How to Prepare Your Home for Living with Elderly Parents

If you’ve taken the brave step of deciding to move in an elderly relative, you will need to prepare your home to make it accessible for that person or people, whilst still serving you and your family. Here are a few steps to help make your home a safe and accessible environment for everyone. Start with our simple tips for living with elderly parents or relatives:


  • Putting hand and grab rails around the house in convenient locations. For example, in the shower, next to the toilet, outside the front and back doors, by the bed. A double banister can also make things easier for someone who struggles with steps and stairs.
  • Installing a stairlift or home lift is an investment that will not only give your new housemate invaluable accessibility between floors, but prepare your home for your own future. Home lifts can also add value onto a property whilst providing a useful means for transporting heavy and bulky items.

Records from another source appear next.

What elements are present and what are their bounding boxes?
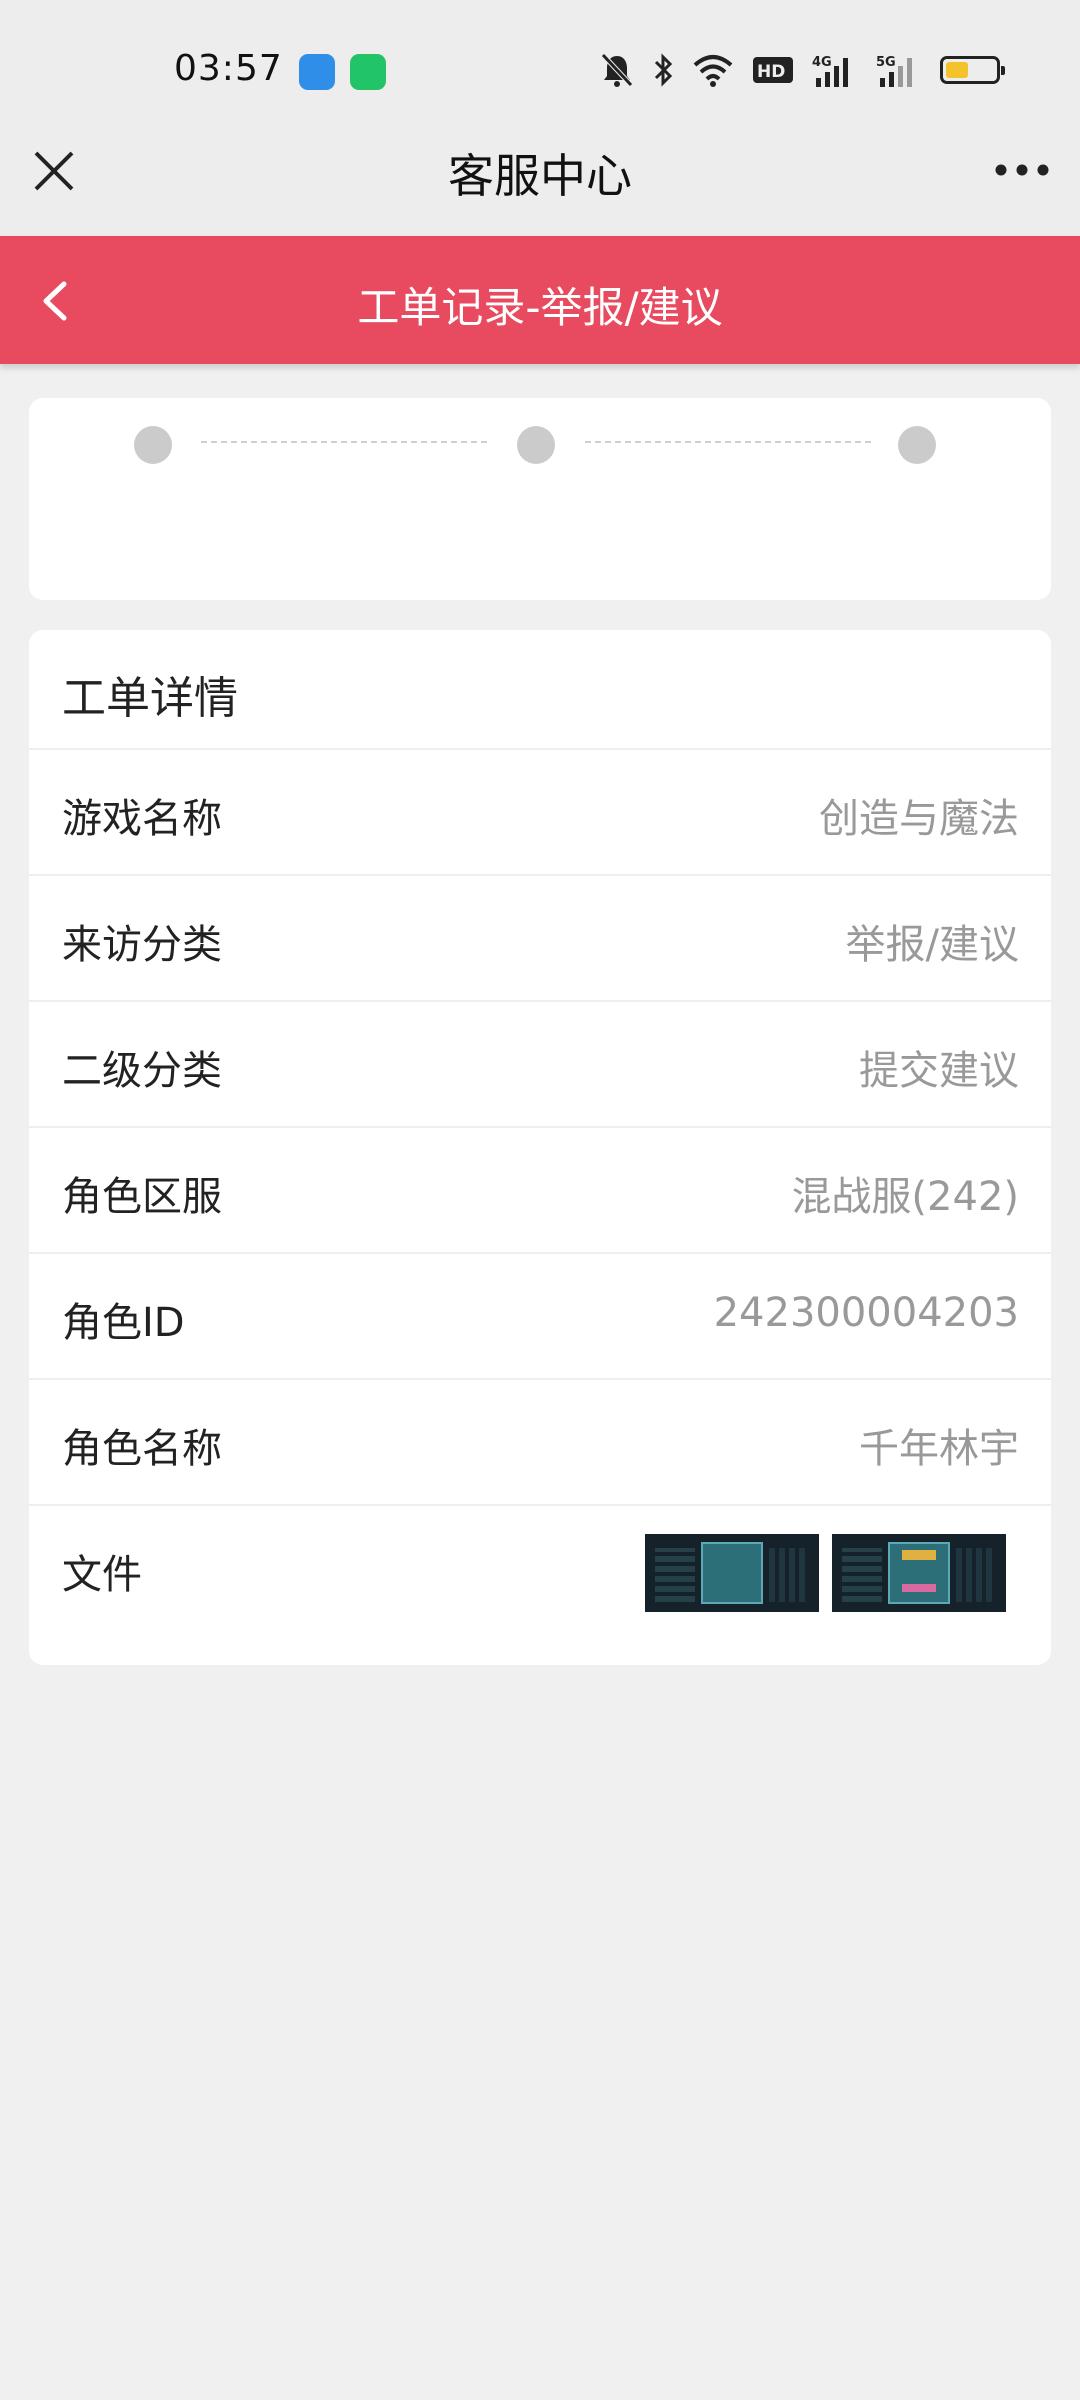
detail-row-server: 角色区服 混战服(242) bbox=[29, 1126, 1051, 1252]
row-value: 提交建议 bbox=[859, 1048, 1019, 1094]
battery-level bbox=[946, 62, 968, 78]
row-label: 文件 bbox=[62, 1552, 142, 1598]
more-options-icon[interactable] bbox=[992, 155, 1052, 185]
file-thumbnail[interactable] bbox=[645, 1534, 819, 1612]
row-label: 角色名称 bbox=[62, 1426, 222, 1472]
progress-step-2 bbox=[517, 426, 555, 464]
row-value: 举报/建议 bbox=[845, 922, 1019, 968]
card-title: 工单详情 bbox=[62, 673, 238, 724]
progress-step-3 bbox=[898, 426, 936, 464]
progress-connector bbox=[585, 441, 871, 443]
top-nav: 客服中心 bbox=[0, 100, 1080, 238]
svg-text:5G: 5G bbox=[876, 55, 896, 70]
detail-row-files: 文件 bbox=[29, 1504, 1051, 1665]
tp-link-app-icon bbox=[299, 54, 335, 90]
battery-icon bbox=[940, 56, 1005, 84]
row-label: 游戏名称 bbox=[62, 796, 222, 842]
signal-5g-icon: 5G bbox=[876, 55, 912, 87]
row-value: 242300004203 bbox=[713, 1290, 1019, 1336]
row-value: 混战服(242) bbox=[791, 1174, 1019, 1220]
progress-step-1 bbox=[134, 426, 172, 464]
signal-4g-icon: 4G bbox=[812, 55, 848, 87]
row-value: 千年林宇 bbox=[859, 1426, 1019, 1472]
row-value: 创造与魔法 bbox=[819, 796, 1019, 842]
svg-text:4G: 4G bbox=[812, 55, 832, 70]
file-thumbnail[interactable] bbox=[832, 1534, 1006, 1612]
green-app-icon bbox=[350, 54, 386, 90]
hd-icon: HD bbox=[753, 57, 793, 83]
bell-muted-icon bbox=[601, 53, 633, 87]
svg-text:HD: HD bbox=[757, 62, 785, 82]
detail-row-role-name: 角色名称 千年林宇 bbox=[29, 1378, 1051, 1504]
section-header: 工单记录-举报/建议 bbox=[0, 236, 1080, 364]
row-label: 来访分类 bbox=[62, 922, 222, 968]
header-title: 工单记录-举报/建议 bbox=[357, 283, 723, 332]
progress-card bbox=[29, 398, 1051, 600]
detail-row-subcategory: 二级分类 提交建议 bbox=[29, 1000, 1051, 1126]
row-label: 角色区服 bbox=[62, 1174, 222, 1220]
progress-connector bbox=[201, 441, 487, 443]
status-icons: HD 4G 5G bbox=[600, 50, 1005, 90]
detail-row-visit-category: 来访分类 举报/建议 bbox=[29, 874, 1051, 1000]
page-title: 客服中心 bbox=[448, 149, 632, 203]
row-label: 二级分类 bbox=[62, 1048, 222, 1094]
wifi-icon bbox=[693, 55, 733, 87]
ticket-details-card: 工单详情 游戏名称 创造与魔法 来访分类 举报/建议 二级分类 提交建议 角色区… bbox=[29, 630, 1051, 1665]
detail-row-game-name: 游戏名称 创造与魔法 bbox=[29, 748, 1051, 874]
status-time: 03:57 bbox=[174, 48, 283, 89]
bluetooth-icon bbox=[654, 53, 673, 87]
detail-row-role-id: 角色ID 242300004203 bbox=[29, 1252, 1051, 1378]
row-label: 角色ID bbox=[62, 1300, 185, 1346]
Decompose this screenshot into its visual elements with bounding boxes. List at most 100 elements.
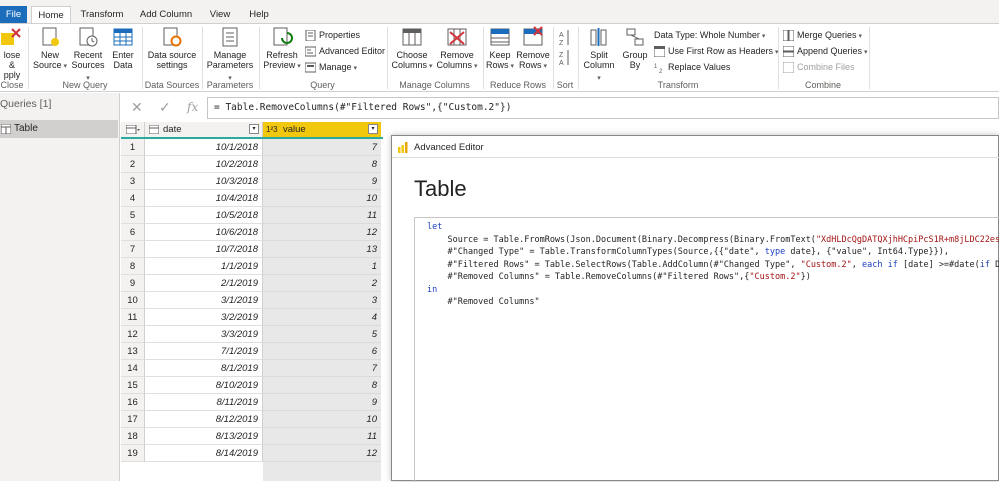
cell-value[interactable]: 9 (263, 394, 381, 411)
cell-value[interactable]: 7 (263, 360, 381, 377)
cell-date[interactable]: 3/1/2019 (145, 292, 263, 309)
tab-add-column[interactable]: Add Column (136, 6, 196, 23)
cell-value[interactable]: 10 (263, 411, 381, 428)
row-number[interactable]: 12 (121, 326, 145, 343)
cell-value[interactable]: 7 (263, 139, 381, 156)
keep-rows-button[interactable]: Keep Rows ▾ (485, 26, 515, 78)
cell-date[interactable]: 8/10/2019 (145, 377, 263, 394)
cancel-icon[interactable]: ✕ (131, 99, 143, 116)
remove-columns-button[interactable]: Remove Columns ▾ (435, 26, 479, 78)
row-number[interactable]: 16 (121, 394, 145, 411)
sort-buttons[interactable]: AZZA (558, 28, 572, 68)
tab-transform[interactable]: Transform (78, 6, 126, 23)
combine-files-button[interactable]: Combine Files (782, 60, 855, 74)
cell-date[interactable]: 10/5/2018 (145, 207, 263, 224)
filter-dropdown-icon[interactable]: ▾ (249, 124, 259, 134)
row-number[interactable]: 4 (121, 190, 145, 207)
cell-date[interactable]: 8/11/2019 (145, 394, 263, 411)
cell-date[interactable]: 7/1/2019 (145, 343, 263, 360)
fx-icon[interactable]: fx (187, 100, 198, 114)
refresh-preview-button[interactable]: Refresh Preview ▾ (262, 26, 302, 78)
cell-value[interactable]: 11 (263, 428, 381, 445)
cell-value[interactable]: 10 (263, 190, 381, 207)
cell-date[interactable]: 10/1/2018 (145, 139, 263, 156)
tab-view[interactable]: View (203, 6, 237, 23)
column-header-date[interactable]: date ▾ (145, 122, 263, 137)
row-number[interactable]: 5 (121, 207, 145, 224)
cell-value[interactable]: 2 (263, 275, 381, 292)
properties-button[interactable]: Properties (305, 28, 360, 42)
row-number[interactable]: 11 (121, 309, 145, 326)
cell-value[interactable]: 9 (263, 173, 381, 190)
cell-value[interactable]: 8 (263, 156, 381, 173)
replace-values-button[interactable]: 1 2 Replace Values (654, 60, 730, 75)
cell-date[interactable]: 10/4/2018 (145, 190, 263, 207)
use-first-row-button[interactable]: Use First Row as Headers ▾ (653, 44, 779, 58)
enter-data-button[interactable]: Enter Data (108, 26, 138, 78)
row-number[interactable]: 10 (121, 292, 145, 309)
cell-date[interactable]: 8/14/2019 (145, 445, 263, 462)
data-source-settings-button[interactable]: Data source settings (146, 26, 198, 78)
group-by-button[interactable]: Group By (619, 26, 651, 78)
row-number[interactable]: 7 (121, 241, 145, 258)
cell-value[interactable]: 6 (263, 343, 381, 360)
row-number[interactable]: 8 (121, 258, 145, 275)
cell-date[interactable]: 8/1/2019 (145, 360, 263, 377)
row-number[interactable]: 6 (121, 224, 145, 241)
cell-value[interactable]: 1 (263, 258, 381, 275)
filter-dropdown-icon[interactable]: ▾ (368, 124, 378, 134)
table-menu-button[interactable] (121, 122, 145, 137)
row-number[interactable]: 3 (121, 173, 145, 190)
manage-parameters-button[interactable]: Manage Parameters ▾ (205, 26, 255, 82)
cell-date[interactable]: 8/13/2019 (145, 428, 263, 445)
remove-rows-button[interactable]: Remove Rows ▾ (516, 26, 550, 78)
choose-columns-button[interactable]: Choose Columns ▾ (390, 26, 434, 78)
new-source-button[interactable]: New Source ▾ (32, 26, 68, 78)
cell-date[interactable]: 8/12/2019 (145, 411, 263, 428)
cell-value[interactable]: 12 (263, 224, 381, 241)
cell-value[interactable]: 8 (263, 377, 381, 394)
row-number[interactable]: 17 (121, 411, 145, 428)
cell-date[interactable]: 10/3/2018 (145, 173, 263, 190)
row-number[interactable]: 2 (121, 156, 145, 173)
close-apply-button[interactable]: lose & pply (0, 26, 24, 80)
cell-value[interactable]: 13 (263, 241, 381, 258)
row-number[interactable]: 19 (121, 445, 145, 462)
data-source-settings-label-1: Data source (147, 50, 197, 60)
cell-date[interactable]: 2/1/2019 (145, 275, 263, 292)
row-number[interactable]: 1 (121, 139, 145, 156)
row-number[interactable]: 14 (121, 360, 145, 377)
cell-value[interactable]: 4 (263, 309, 381, 326)
row-number[interactable]: 9 (121, 275, 145, 292)
merge-queries-button[interactable]: Merge Queries ▾ (782, 28, 862, 42)
cell-value[interactable]: 11 (263, 207, 381, 224)
append-queries-button[interactable]: Append Queries ▾ (782, 44, 868, 58)
tab-home[interactable]: Home (31, 6, 71, 24)
cell-date[interactable]: 10/6/2018 (145, 224, 263, 241)
cell-date[interactable]: 10/2/2018 (145, 156, 263, 173)
cell-date[interactable]: 3/2/2019 (145, 309, 263, 326)
cell-value[interactable]: 5 (263, 326, 381, 343)
recent-sources-button[interactable]: Recent Sources ▾ (70, 26, 106, 82)
formula-input[interactable]: = Table.RemoveColumns(#"Filtered Rows",{… (207, 97, 999, 119)
cell-value[interactable]: 3 (263, 292, 381, 309)
row-number[interactable]: 13 (121, 343, 145, 360)
tab-help[interactable]: Help (243, 6, 275, 23)
data-type-dropdown[interactable]: Data Type: Whole Number ▾ (654, 28, 765, 42)
row-number[interactable]: 18 (121, 428, 145, 445)
query-item-table[interactable]: Table (0, 120, 118, 138)
cell-date[interactable]: 10/7/2018 (145, 241, 263, 258)
query-code-editor[interactable]: let Source = Table.FromRows(Json.Documen… (414, 217, 999, 482)
advanced-editor-button[interactable]: Advanced Editor (304, 44, 385, 58)
refresh-preview-label-2: Preview ▾ (263, 60, 301, 70)
commit-icon[interactable]: ✓ (159, 99, 171, 116)
row-number[interactable]: 15 (121, 377, 145, 394)
cell-date[interactable]: 3/3/2019 (145, 326, 263, 343)
column-header-value[interactable]: 1²3 value ▾ (263, 122, 381, 137)
tab-file[interactable]: File (0, 6, 27, 23)
cell-date[interactable]: 1/1/2019 (145, 258, 263, 275)
table-row: 16 8/11/2019 9 (121, 394, 383, 411)
manage-button[interactable]: Manage ▾ (304, 60, 357, 74)
split-column-button[interactable]: Split Column ▾ (581, 26, 617, 82)
cell-value[interactable]: 12 (263, 445, 381, 462)
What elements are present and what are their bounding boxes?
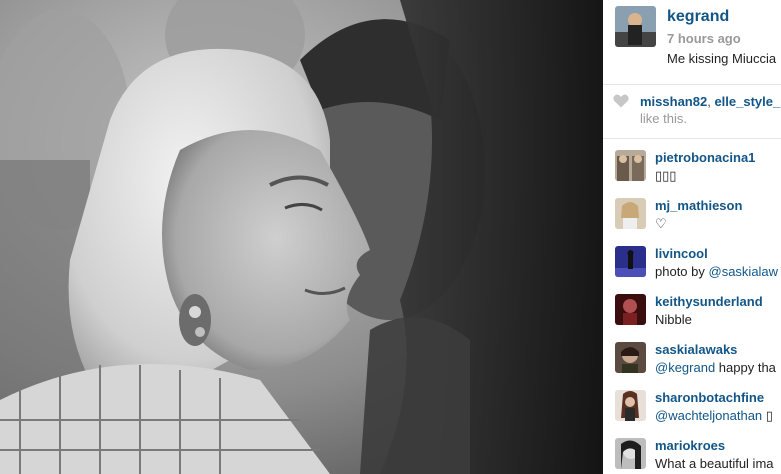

  • Bathrooms in particular can prove difficult for someone with limited mobility. There are different options available, depending on your budget. A lowered toilet and walk-in shower however are particularly beneficial. Emergency chords can also be something to consider if you think they would be helpful.
  • Someone moving in is a big deal – for them and for you. The best thing you can do is to give them a space they can call their own, that allows them to still have independency and privacy beyond a bed. When mobility is an issue, this space is best located on the ground floor with proper access. Encourage them to bring their own furniture and belongings to make it feel more like home. If possible, a private bathroom adapted to their needs would be a worthwhile addition.
  • Even your relative has their own space, it will likely mean a lot if you make them feel welcome and wanted in the rest of the house. Little things like making sure communal areas are accessible and the kitchen is safe, will help them to settle in and keep everyone happier.
  • As time goes on you may not be able to be present whenever that person needs your help. It may be best to have a discussion about an ongoing care plan that involves further assistance, either professional or from other family members. Being open and honest as well as practical is a good approach that can prevent future frustrations.